In 2022, in a process full of twists and turns that began in April and was only completed in October, the American billionaire of South African origin Elon Musk bought Twitter, whose name would later be changed to X. Two years later, an aura of uncertainty hangs over the financial situation of the social network.
This week, the American The Wall Street Journal published a report that pointed out that the loans totaling US$ 13 billion that seven banks, including Bank of America and Morgan Stanley, granted to Musk to help in the purchase of the then Twitter (the total value of the deal was US$ 44 billion) was the worst financing deal for corporate acquisitions since the financial crisis of 2008/09, according to a report by the financial data company PitchBook LCD.
Banks that lend money for company purchases typically try to sell the debt to other investors soon afterward, but the banks involved in the X purchase were unable to do so, the Journal reported, leaving the loans to Musk “hanging around,” jargon for numbers that get “stuck” on financial institutions’ balance sheets.
As a result, some of these banks have had to write down loan amounts by hundreds of millions of dollars to pass them on, the report found, which has contributed to their slide in investment banking rankings.

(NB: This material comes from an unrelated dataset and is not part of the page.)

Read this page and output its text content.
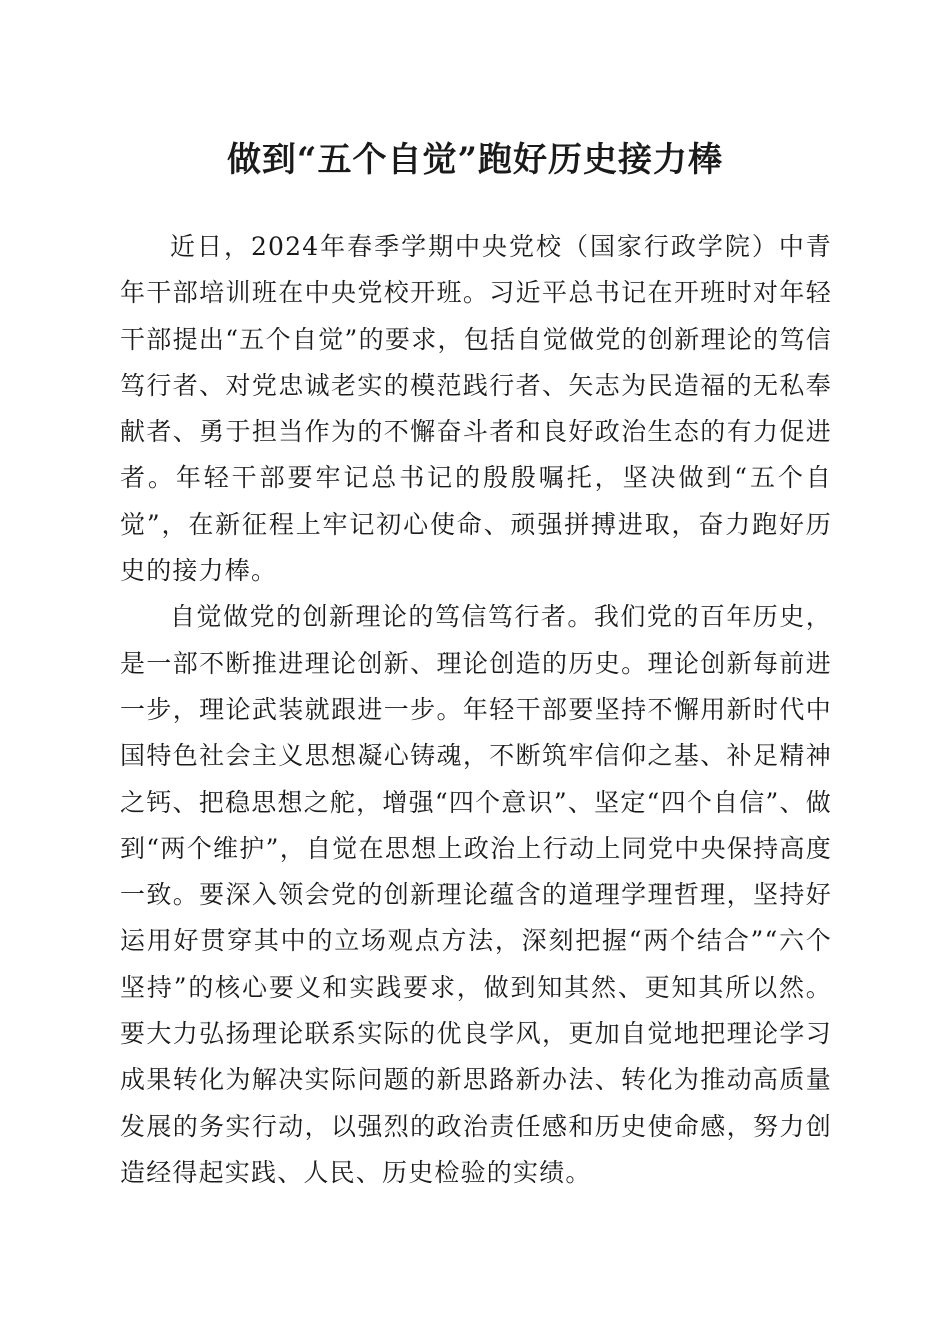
做到“五个自觉”跑好历史接力棒

近日，2024年春季学期中央党校（国家行政学院）中青年干部培训班在中央党校开班。习近平总书记在开班时对年轻干部提出“五个自觉”的要求，包括自觉做党的创新理论的笃信笃行者、对党忠诚老实的模范践行者、矢志为民造福的无私奉献者、勇于担当作为的不懈奋斗者和良好政治生态的有力促进者。年轻干部要牢记总书记的殷殷嘱托，坚决做到“五个自觉”，在新征程上牢记初心使命、顽强拼搏进取，奋力跑好历史的接力棒。

自觉做党的创新理论的笃信笃行者。我们党的百年历史，是一部不断推进理论创新、理论创造的历史。理论创新每前进一步，理论武装就跟进一步。年轻干部要坚持不懈用新时代中国特色社会主义思想凝心铸魂，不断筑牢信仰之基、补足精神之钙、把稳思想之舵，增强“四个意识”、坚定“四个自信”、做到“两个维护”，自觉在思想上政治上行动上同党中央保持高度一致。要深入领会党的创新理论蕴含的道理学理哲理，坚持好运用好贯穿其中的立场观点方法，深刻把握“两个结合”“六个坚持”的核心要义和实践要求，做到知其然、更知其所以然。要大力弘扬理论联系实际的优良学风，更加自觉地把理论学习成果转化为解决实际问题的新思路新办法、转化为推动高质量发展的务实行动，以强烈的政治责任感和历史使命感，努力创造经得起实践、人民、历史检验的实绩。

At Barclays, top M&A executives saw their earnings cut by 40% in 2023 from the previous year due to multiple “hanging loans,” but the X case was by far the worst, sources told the Journal.
The difficulty these banks have in passing on the loans, even with Musk paying significant interest, stems from X’s murky financial situation.
In October last year, The New York Times had access to internal company documents indicating that the company itself assessed its market value at US$19 billion, less than half of what Musk had paid for the purchase in 2022.
The billionaire has been denouncing since last year that an advertising boycott has been shaking X’s finances. In December, he said in a post that Walt Disney Company CEO Bob Iger should be fired.
The comment comes after the New Mexico Attorney General’s Office filed a civil lawsuit against Meta and its CEO Mark Zuckerberg, alleging that the company’s social media platforms are “prime venues for predators to trade child pornography and solicit sex from minors.”
Musk criticized Disney’s decision to keep advertising on Meta’s networks but pull ads from X after the billionaire made a comment a few weeks earlier endorsing an anti-Semitic publication – he later apologized.
“Bob Iger thinks it’s cool to advertise next to child exploitation material. A guy with integrity,” Musk posted on X.
In late November 2023, at an event hosted by The New York Times, Musk told companies that were pulling ads from X to “f*ck themselves” and quoted Iger: “Is that clear? Hey, Bob, if you’re in the audience, this is how I feel,” he said.
This month, X filed a federal lawsuit in Texas against the World Federation of Advertisers (WFA) and its affiliates, alleging that the federation engaged in “anti-competitive behavior” and organized an advertising boycott that hurt the social network’s financial health after Musk bought it.
A few days later, the WFA confirmed the interruption of an initiative launched in 2019, the Global Alliance for Responsible Media (GARM), which, according to a July report by the United States House Judiciary Committee, had sought strategies to block advertising from conservative media outlets in the United States, such as Fox News, The Daily Wire and Breitbart News, in an action that, the panel argued, may have constituted a violation of antitrust laws and a threat to freedom of expression in the United States.
WFA CEO Stephan Loerke said in an email to WFA members that GARM was a nonprofit with limited resources and said its defense in the X lawsuit would demonstrate “our full adherence to competition rules in all our activities.” For now, questions about X’s financial situation remain.